彼女の気迫が、物理的な壁となってボクを弾き返す。
――ゴール!!
1着、メジロブライト。
2着、ステイゴールド。
3着、ロールフィヨルテ。
その差は、それぞれクビ差、ハナ差という僅差だった。
*
「……負けた」
ゴール後、ボクは息を整えながら電光掲示板を見上げた。
3着。
全距離制覇後、初めての敗北。
だが、体は疲れていない。余力すらある。
それが余計に、この敗北の異質さを際立たせていた。
「……ふぅ。ブライトちゃん、強くなったなぁ。……これはこれで、美しい結末か」
ボクは苦笑いを浮かべた。
悔しさがないわけではない。だが、それ以上に「いいレースだった」という、どこか他人事のような感想が先に出てきてしまう。
「……おい」
低い声がして、振り向く。
ステイゴールドが、肩で息をしながらボクを睨みつけていた。
彼女は2着に入った。ブライトには届かなかったが、ボクには先着した。
だが、その表情は晴れない。
「なんだい? おめでとう、2着だね。……ボクを踏み台にした感想はどうかな?」
「最悪だ」
彼女はボクの胸倉を掴みかからんばかりの勢いで詰め寄った。
「テメェ……なんで押し返してこなかった」
「え?」
「最後の直線だ!!!あそこでテメェが熱くなって、俺を弾き返すくらいの勢いで競り合ってくりゃ……俺たちはもっと加速できたんだよ! ブライトなんぞ置き去りにできるくらいにな!」
彼女は悔しそうに地団駄を踏んだ。
「なのに、なんだありゃ! 柳に風かよ! 綺麗にいなしやがって! おかげで俺の計算より加速が乗らなかったじゃねぇか!」
彼女の計算では、ボクともっと激しく火花を散らし、その相乗効果でブライトを捲るつもりだったのだ。
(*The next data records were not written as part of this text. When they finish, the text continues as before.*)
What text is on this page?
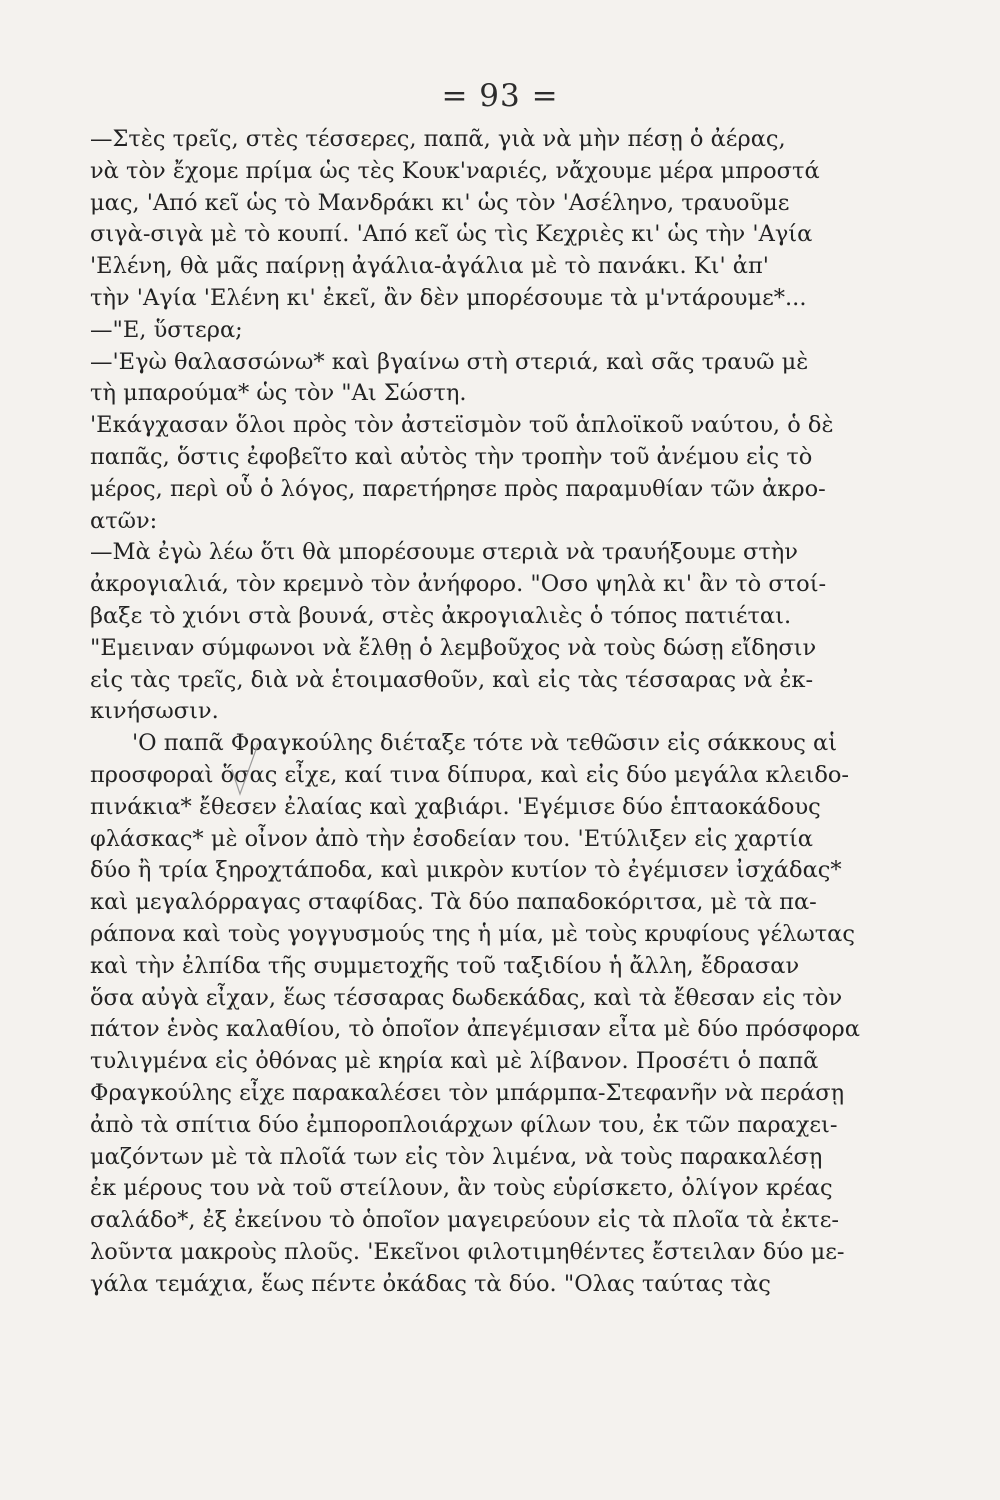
= 93 =
—Στὲς τρεῖς, στὲς τέσσερες, παπᾶ, γιὰ νὰ μὴν πέσῃ ὁ ἀέρας,
νὰ τὸν ἔχομε πρίμα ὡς τὲς Κουκ'ναριές, νἄχουμε μέρα μπροστά
μας, 'Από κεῖ ὡς τὸ Μανδράκι κι' ὡς τὸν 'Ασέληνο, τραυοῦμε
σιγὰ-σιγὰ μὲ τὸ κουπί. 'Από κεῖ ὡς τὶς Κεχριὲς κι' ὡς τὴν 'Αγία
'Ελένη, θὰ μᾶς παίρνῃ ἀγάλια-ἀγάλια μὲ τὸ πανάκι. Κι' ἀπ'
τὴν 'Αγία 'Ελένη κι' ἐκεῖ, ἂν δὲν μπορέσουμε τὰ μ'ντάρουμε*...
—"Ε, ὕστερα;
—'Εγὼ θαλασσώνω* καὶ βγαίνω στὴ στεριά, καὶ σᾶς τραυῶ μὲ
τὴ μπαρούμα* ὡς τὸν "Αι Σώστη.
'Εκάγχασαν ὅλοι πρὸς τὸν ἀστεϊσμὸν τοῦ ἁπλοϊκοῦ ναύτου, ὁ δὲ
παπᾶς, ὅστις ἐφοβεῖτο καὶ αὐτὸς τὴν τροπὴν τοῦ ἀνέμου εἰς τὸ
μέρος, περὶ οὗ ὁ λόγος, παρετήρησε πρὸς παραμυθίαν τῶν ἀκρο-
ατῶν:
—Μὰ ἐγὼ λέω ὅτι θὰ μπορέσουμε στεριὰ νὰ τραυήξουμε στὴν
ἀκρογιαλιά, τὸν κρεμνὸ τὸν ἀνήφορο. "Οσο ψηλὰ κι' ἂν τὸ στοί-
βαξε τὸ χιόνι στὰ βουνά, στὲς ἀκρογιαλιὲς ὁ τόπος πατιέται.
"Εμειναν σύμφωνοι νὰ ἔλθῃ ὁ λεμβοῦχος νὰ τοὺς δώσῃ εἴδησιν
εἰς τὰς τρεῖς, διὰ νὰ ἑτοιμασθοῦν, καὶ εἰς τὰς τέσσαρας νὰ ἐκ-
κινήσωσιν.
'Ο παπᾶ Φραγκούλης διέταξε τότε νὰ τεθῶσιν εἰς σάκκους αἱ
προσφοραὶ ὅσας εἶχε, καί τινα δίπυρα, καὶ εἰς δύο μεγάλα κλειδο-
πινάκια* ἔθεσεν ἐλαίας καὶ χαβιάρι. 'Εγέμισε δύο ἑπταοκάδους
φλάσκας* μὲ οἶνον ἀπὸ τὴν ἐσοδείαν του. 'Ετύλιξεν εἰς χαρτία
δύο ἢ τρία ξηροχτάποδα, καὶ μικρὸν κυτίον τὸ ἐγέμισεν ἰσχάδας*
καὶ μεγαλόρραγας σταφίδας. Τὰ δύο παπαδοκόριτσα, μὲ τὰ πα-
ράπονα καὶ τοὺς γογγυσμούς της ἡ μία, μὲ τοὺς κρυφίους γέλωτας
καὶ τὴν ἐλπίδα τῆς συμμετοχῆς τοῦ ταξιδίου ἡ ἄλλη, ἔδρασαν
ὅσα αὐγὰ εἶχαν, ἕως τέσσαρας δωδεκάδας, καὶ τὰ ἔθεσαν εἰς τὸν
πάτον ἑνὸς καλαθίου, τὸ ὁποῖον ἀπεγέμισαν εἶτα μὲ δύο πρόσφορα
τυλιγμένα εἰς ὀθόνας μὲ κηρία καὶ μὲ λίβανον. Προσέτι ὁ παπᾶ
Φραγκούλης εἶχε παρακαλέσει τὸν μπάρμπα-Στεφανῆν νὰ περάσῃ
ἀπὸ τὰ σπίτια δύο ἐμποροπλοιάρχων φίλων του, ἐκ τῶν παραχει-
μαζόντων μὲ τὰ πλοῖά των εἰς τὸν λιμένα, νὰ τοὺς παρακαλέσῃ
ἐκ μέρους του νὰ τοῦ στείλουν, ἂν τοὺς εὑρίσκετο, ὀλίγον κρέας
σαλάδο*, ἐξ ἐκείνου τὸ ὁποῖον μαγειρεύουν εἰς τὰ πλοῖα τὰ ἐκτε-
λοῦντα μακροὺς πλοῦς. 'Εκεῖνοι φιλοτιμηθέντες ἔστειλαν δύο με-
γάλα τεμάχια, ἕως πέντε ὀκάδας τὰ δύο. "Ολας ταύτας τὰς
ボクの「大人な対応」が、結果としてレース全体の熱量を下げ、ブライトの独走を許してしまった。
「……テメェが本気なら、テメェが勝ってた。……そして俺も、もっといい夢見れたかもしれねぇのに」
ステイゴールドは、吐き捨てるように言った。
「あーあ、つまんねぇ。……立派なのはガワだけかよ。中身が空っぽの『綺麗な置物』なんぞに用はねぇ」
彼女は興味を失ったように背を向けた。
「次は本気出しな。……じゃないと、踏み台にもなりゃしねぇ」
去っていく彼女の背中は、小さかったが、誰よりも「生々しい」熱を帯びていた。
『……ロールさん』
脳内で、ライス先輩が悲しげに呟く。
『ごめんね。私の助言が、裏目に出ちゃったかな……』
(違います、先輩。先輩の技術は完璧でした。……足りなかったのは、ボクの「魂」です)
ボクは自分の胸に手を当てた。
そこに空いた穴の大きさを、初めて自覚した気がした。
技術で凌ぎ、計算で走った。
だが、勝負の世界では、時に理屈を超えた「熱」が必要なのだ。
春の陽気が、今のボクにはやけに寒々しく感じられた。
初めての敗北。
それは、ボクの「黄金の旅路」が、暗雲に覆われ始めた合図でもあった。